1. ## need to differentiate?

I'm not really sure what to do here:

The area covered by a species of ground-cover plant has a rate of increase of ycm^2/week, given by:

y = -t^3 + 5x^2 + 6t

where t is the number of weeks after planting. According to the model, if the plant covered 100cm^2 when planted, what area will it cover after 4 weeks?

Thanks!

2. Hello, freswood!

The area covered by a species of ground-cover plant has a rate of increase of y cm²/week,
given by: . $y \:= \:-t^3 + 5t^2 + 6t$ where $t$ is the number of weeks after planting.

According to the model, if the plant covered 100 cm² when planted.

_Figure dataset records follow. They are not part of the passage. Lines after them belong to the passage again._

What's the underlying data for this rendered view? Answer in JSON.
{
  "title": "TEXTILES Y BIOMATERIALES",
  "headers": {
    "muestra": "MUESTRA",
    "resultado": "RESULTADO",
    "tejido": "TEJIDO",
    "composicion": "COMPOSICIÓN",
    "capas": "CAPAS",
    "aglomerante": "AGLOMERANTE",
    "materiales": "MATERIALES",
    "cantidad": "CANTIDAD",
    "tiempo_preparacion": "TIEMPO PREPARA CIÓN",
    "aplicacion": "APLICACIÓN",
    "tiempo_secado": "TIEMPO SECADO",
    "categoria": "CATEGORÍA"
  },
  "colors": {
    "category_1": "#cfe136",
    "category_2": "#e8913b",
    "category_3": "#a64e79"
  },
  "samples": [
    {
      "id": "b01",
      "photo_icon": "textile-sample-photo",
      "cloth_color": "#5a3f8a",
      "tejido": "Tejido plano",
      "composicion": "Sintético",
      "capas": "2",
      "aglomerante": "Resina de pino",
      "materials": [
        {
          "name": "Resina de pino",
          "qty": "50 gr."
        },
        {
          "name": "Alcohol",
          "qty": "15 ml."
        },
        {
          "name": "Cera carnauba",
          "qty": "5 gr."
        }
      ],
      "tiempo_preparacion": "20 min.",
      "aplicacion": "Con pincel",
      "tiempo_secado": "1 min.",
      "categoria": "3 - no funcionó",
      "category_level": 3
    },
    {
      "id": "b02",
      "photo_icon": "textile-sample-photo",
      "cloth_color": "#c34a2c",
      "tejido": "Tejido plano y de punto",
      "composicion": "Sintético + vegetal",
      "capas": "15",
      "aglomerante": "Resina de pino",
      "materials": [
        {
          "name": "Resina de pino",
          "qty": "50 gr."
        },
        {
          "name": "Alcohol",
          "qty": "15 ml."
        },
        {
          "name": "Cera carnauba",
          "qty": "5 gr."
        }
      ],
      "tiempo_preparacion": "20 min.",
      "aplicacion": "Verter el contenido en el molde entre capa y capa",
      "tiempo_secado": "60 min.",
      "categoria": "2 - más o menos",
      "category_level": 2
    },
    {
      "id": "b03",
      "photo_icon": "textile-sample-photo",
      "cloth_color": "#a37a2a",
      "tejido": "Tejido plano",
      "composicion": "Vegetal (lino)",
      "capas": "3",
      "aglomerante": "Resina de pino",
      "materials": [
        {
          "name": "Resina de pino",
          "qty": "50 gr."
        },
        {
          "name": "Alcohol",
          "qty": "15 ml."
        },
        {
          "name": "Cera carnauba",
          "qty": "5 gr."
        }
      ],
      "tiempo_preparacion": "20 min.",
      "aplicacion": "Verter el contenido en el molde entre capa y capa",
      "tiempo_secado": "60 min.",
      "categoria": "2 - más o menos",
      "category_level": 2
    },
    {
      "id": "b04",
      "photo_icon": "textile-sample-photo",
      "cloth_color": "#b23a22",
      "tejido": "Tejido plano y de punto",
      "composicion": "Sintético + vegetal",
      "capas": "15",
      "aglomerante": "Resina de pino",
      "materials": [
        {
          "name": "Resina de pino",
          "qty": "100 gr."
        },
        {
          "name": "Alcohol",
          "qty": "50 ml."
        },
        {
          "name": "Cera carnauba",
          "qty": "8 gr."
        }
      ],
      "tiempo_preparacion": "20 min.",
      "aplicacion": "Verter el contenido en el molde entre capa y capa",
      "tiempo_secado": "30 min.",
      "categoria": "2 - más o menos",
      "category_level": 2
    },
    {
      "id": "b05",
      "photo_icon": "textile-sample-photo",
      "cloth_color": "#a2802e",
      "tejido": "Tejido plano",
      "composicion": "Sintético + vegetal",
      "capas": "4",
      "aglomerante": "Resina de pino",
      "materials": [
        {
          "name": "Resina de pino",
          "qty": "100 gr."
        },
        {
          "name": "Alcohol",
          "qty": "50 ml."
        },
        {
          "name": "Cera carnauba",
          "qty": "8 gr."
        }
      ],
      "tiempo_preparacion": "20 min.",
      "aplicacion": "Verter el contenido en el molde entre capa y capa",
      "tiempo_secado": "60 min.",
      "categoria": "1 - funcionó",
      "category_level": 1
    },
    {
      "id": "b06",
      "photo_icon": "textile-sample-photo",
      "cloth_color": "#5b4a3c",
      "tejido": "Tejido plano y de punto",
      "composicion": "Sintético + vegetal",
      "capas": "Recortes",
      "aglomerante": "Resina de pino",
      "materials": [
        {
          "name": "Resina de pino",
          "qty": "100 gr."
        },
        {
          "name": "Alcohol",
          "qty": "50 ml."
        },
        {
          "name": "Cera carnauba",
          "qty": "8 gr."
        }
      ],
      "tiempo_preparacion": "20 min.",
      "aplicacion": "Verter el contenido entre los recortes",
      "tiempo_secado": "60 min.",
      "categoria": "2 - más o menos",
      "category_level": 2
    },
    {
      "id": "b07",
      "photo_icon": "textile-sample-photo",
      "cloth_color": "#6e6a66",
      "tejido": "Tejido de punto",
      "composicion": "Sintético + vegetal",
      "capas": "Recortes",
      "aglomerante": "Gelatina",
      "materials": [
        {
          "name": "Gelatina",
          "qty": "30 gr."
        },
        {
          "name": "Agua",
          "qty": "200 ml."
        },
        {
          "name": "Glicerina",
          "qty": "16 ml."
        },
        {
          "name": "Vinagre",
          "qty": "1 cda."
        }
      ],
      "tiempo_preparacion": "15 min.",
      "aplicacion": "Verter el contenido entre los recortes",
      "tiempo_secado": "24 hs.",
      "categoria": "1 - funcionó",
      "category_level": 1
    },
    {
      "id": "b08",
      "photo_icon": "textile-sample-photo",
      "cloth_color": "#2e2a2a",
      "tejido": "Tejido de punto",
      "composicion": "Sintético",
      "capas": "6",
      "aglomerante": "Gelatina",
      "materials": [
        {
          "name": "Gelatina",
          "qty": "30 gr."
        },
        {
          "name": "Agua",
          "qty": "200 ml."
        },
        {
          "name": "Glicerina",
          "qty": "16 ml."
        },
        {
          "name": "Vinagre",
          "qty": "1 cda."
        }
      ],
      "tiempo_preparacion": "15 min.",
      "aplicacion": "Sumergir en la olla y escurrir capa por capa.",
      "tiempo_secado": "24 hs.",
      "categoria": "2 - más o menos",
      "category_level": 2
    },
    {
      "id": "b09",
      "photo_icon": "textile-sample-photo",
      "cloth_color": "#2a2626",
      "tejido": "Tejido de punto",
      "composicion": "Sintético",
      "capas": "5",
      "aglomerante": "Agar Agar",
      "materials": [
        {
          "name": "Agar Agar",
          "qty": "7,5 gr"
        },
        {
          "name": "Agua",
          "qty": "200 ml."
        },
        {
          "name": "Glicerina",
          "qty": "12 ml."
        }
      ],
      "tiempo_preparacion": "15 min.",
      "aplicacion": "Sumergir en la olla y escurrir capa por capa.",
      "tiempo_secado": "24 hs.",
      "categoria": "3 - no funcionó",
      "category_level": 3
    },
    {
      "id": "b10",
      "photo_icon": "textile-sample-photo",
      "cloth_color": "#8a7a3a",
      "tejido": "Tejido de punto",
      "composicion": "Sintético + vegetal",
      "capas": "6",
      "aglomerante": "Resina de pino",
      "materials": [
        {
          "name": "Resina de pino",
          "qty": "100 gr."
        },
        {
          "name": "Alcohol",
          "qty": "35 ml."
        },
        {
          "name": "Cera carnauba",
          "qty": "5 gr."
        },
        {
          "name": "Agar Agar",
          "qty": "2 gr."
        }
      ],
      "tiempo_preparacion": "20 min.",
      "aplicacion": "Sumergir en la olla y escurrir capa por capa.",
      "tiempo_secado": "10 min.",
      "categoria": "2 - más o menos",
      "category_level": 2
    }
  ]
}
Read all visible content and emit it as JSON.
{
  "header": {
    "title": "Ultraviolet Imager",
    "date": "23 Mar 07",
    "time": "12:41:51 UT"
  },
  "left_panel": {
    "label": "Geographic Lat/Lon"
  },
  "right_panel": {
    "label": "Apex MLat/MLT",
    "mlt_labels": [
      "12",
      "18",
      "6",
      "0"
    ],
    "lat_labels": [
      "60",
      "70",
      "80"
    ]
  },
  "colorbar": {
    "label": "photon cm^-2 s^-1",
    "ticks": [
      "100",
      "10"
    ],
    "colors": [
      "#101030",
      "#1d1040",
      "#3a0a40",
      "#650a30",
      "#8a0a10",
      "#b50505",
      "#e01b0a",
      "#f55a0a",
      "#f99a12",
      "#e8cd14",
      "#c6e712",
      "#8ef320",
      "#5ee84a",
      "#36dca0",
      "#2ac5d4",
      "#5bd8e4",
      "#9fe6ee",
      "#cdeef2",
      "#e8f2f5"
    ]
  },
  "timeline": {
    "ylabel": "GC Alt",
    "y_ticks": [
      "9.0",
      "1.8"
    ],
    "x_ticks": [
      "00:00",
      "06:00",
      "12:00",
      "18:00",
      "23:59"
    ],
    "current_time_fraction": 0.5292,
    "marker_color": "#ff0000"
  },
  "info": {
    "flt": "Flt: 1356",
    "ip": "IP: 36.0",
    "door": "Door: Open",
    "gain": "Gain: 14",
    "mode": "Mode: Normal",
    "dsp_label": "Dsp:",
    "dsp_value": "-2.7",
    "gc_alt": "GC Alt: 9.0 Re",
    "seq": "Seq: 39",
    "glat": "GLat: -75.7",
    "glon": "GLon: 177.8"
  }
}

What area will it cover after 4 weeks?

Since $y \:=\:-t^3 + 5t^2 + 6t$ is the rate of increase of ground cover,

the amount (area) of ground cover at time $t$ is given by:
. . $A(t) \;=\;\int(-t^3 + 5t^2 + 6t)\,dt \;= \;-\frac{1}{4}t^4 + \frac{5}{3}t^3 + 3t^2 + C$

We are told that, when $t = 0,\;A = 100.$

So we have: . $-\frac{1}{4}\cdot0^4 + \frac{5}{3}\cdot0^3 + 3\cdot0^2 + C \:= \:100\quad\Rightarrow\quad C = 100$

Hence, the area function is: . $A(t) \:= \:-\frac{1}{4}t^4 + \frac{5}{3}t^3 + 3t^2 + 100$

When $t = 4:\;\;A(4) \;=\;-\frac{1}{4}\cdot4^4 + \frac{5}{3}\cdot4^3 + 3\cdot4^2 + 100 \;= \;$ $\frac{572}{3}\;=\;190\frac{2}{3}$ cm².